Оставалось только позавидовать его наблюдательности.
— Здорово ты их обследовал, — похвалил я парня. — Прямо как какой-нибудь инспектор.
— А что ты думаешь! — ухмыльнулся он. — Вот пошли меня в любую станицу, дай неделю сроку, скажи: представь по всем колхозам полную отчетность, кто чего стоит, куда хозяйство идет, заворачивает, какое там руководство, чего от него можно ожидать — все сделаю, и будет без ошибки. Оно, понимаешь, когда много их видел, сразу бросается в глаза разница и где и у кого какие прорехи. В иной колхоз придешь, как глянешь: плетни повалены, бригадные дворы разгорожены, инвентарь разбросан — ну, все сразу можно понять, что тут за хозяева премилые…
— А напрасно ты все же уехал из М-ской, — сказал я. — Смотри, как там удачно складывается: сад, потом хмель, потом еще что-нибудь подвернулось бы. Надо было тебе для начала вступить в тот колхоз, где, говоришь, бухгалтер жулик. Авось на твое счастье он в этом году еще не проворуется. Подработал бы там, а на сорок первый год — в тот колхоз, где сад, как раз под урожай. А тем временем в третьем колхозе хмель подоспеет. Так и пошел бы, как по графику.
Он принял это за шутку, рассмеялся и ответил тоже шуткой:
— Так что — вернуться, может? Нет, корешок, такого со мною еще не случалось, чтоб уехать, а потом обратно на то же место вернуться. Может, когда кончу по разу, вторым заездом, ха-ха-ха!..
— Ну, и куда же ты теперь направляешься?
Парень мечтательно улыбнулся.
— Наметил я себе один колхоз. Там, — он махнул рукой, — за Краснодаром, к Черному морю… — Приподнявшись с чемодана, на котором сидел, он вытащил оттуда толстую книгу с тисненной золотом надписью на зеленом переплете: «Всесоюзная сельскохозяйственная выставка», стал ее перелистывать. — В Тюмени на вокзале купил. Семь пятьдесят заплатил, не жалею. Разные описания про колхозы, которые участвовали на выставке, — про полеводство ихнее, животноводство, доходность. И адреса указаны… Выбрал я себе колхозик. Если без брехни, что пишут про него, тогда — все! Виноградники у них, рис сеют. По два литра вина давали на трудодень. Это если нам вдвоем заработать, скажем, пятьсот трудодней — тыщу литров вина получим. Слышишь, Дарья? — обернулся он к жене. — По десять рублей литр — на десять тысяч одного вина! А ты горюешь, что не остались в той станице.

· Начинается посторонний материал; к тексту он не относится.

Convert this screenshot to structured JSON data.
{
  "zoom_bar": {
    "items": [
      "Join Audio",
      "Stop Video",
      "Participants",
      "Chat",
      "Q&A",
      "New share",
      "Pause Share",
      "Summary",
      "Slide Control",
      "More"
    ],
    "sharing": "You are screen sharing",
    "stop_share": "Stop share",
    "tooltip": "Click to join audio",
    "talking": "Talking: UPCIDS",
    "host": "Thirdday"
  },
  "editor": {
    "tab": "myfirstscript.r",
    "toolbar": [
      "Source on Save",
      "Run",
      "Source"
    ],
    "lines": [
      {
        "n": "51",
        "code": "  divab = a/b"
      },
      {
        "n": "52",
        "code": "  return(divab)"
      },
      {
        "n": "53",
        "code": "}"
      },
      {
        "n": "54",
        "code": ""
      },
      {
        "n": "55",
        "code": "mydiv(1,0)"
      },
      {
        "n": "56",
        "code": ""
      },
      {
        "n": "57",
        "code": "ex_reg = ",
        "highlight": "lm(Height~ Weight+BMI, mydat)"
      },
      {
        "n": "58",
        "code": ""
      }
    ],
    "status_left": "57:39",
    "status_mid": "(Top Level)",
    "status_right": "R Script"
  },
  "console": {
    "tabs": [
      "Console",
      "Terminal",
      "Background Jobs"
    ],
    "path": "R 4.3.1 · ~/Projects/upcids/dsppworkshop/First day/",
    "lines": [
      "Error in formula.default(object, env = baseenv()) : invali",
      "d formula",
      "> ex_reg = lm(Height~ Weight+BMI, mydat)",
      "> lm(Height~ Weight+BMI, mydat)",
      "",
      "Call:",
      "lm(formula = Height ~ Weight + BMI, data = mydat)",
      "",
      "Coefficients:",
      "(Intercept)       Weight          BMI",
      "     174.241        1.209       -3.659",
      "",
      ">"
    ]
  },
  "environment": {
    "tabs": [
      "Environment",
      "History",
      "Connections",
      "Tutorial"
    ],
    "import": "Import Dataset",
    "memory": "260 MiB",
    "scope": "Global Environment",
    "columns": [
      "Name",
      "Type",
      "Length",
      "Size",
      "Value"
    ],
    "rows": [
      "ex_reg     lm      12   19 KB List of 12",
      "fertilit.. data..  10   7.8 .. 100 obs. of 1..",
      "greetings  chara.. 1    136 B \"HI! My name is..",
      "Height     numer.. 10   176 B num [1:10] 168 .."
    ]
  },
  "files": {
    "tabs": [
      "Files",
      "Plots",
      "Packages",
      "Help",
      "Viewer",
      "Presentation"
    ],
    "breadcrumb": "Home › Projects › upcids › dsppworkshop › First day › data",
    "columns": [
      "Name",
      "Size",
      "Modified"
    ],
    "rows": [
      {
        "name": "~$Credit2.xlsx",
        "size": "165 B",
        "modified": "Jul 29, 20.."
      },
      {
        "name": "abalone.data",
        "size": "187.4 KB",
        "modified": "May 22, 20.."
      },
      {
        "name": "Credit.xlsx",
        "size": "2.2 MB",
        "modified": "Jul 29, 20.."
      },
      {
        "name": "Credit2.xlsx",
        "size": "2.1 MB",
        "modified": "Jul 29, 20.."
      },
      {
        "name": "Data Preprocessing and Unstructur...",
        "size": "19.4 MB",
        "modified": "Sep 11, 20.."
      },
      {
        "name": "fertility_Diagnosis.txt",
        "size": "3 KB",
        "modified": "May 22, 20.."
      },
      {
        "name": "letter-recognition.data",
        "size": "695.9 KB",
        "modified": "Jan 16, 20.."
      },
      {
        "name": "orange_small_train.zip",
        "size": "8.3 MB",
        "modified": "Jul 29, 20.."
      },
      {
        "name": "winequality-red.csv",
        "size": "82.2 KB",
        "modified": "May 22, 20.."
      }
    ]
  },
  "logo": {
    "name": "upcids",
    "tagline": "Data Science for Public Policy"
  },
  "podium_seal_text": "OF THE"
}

Дарья по-прежнему молчала, не высказывая сочувствия к восторгам мужа.
— Если все удачно будет — куплю себе там мотоцикл. Давно мечтаю мотоцикл заиметь. Так и наметил: в сороковом году — душа долой — купить! С коляской.
— А принимают там?
— Меня скрозь примут. На мастеров нынче кризис. Я ж и бондарь и колесник. И баянист, могу играть на вечерах в клубе — это тоже ценится.
…Настроение моего случайного «корешка» упало, когда пришлось признаться, что я сотрудник краевой газеты и разъезжаю не в поисках «рынтабельных» колхозов. Предполагая побывать вскоре на Маныче, я спросил у парня его фамилию и фамилии его земляков, перекочевавших в М-скую. Не мешало заглянуть на хутор, названный им, и выяснить, почему люди уезжают оттуда.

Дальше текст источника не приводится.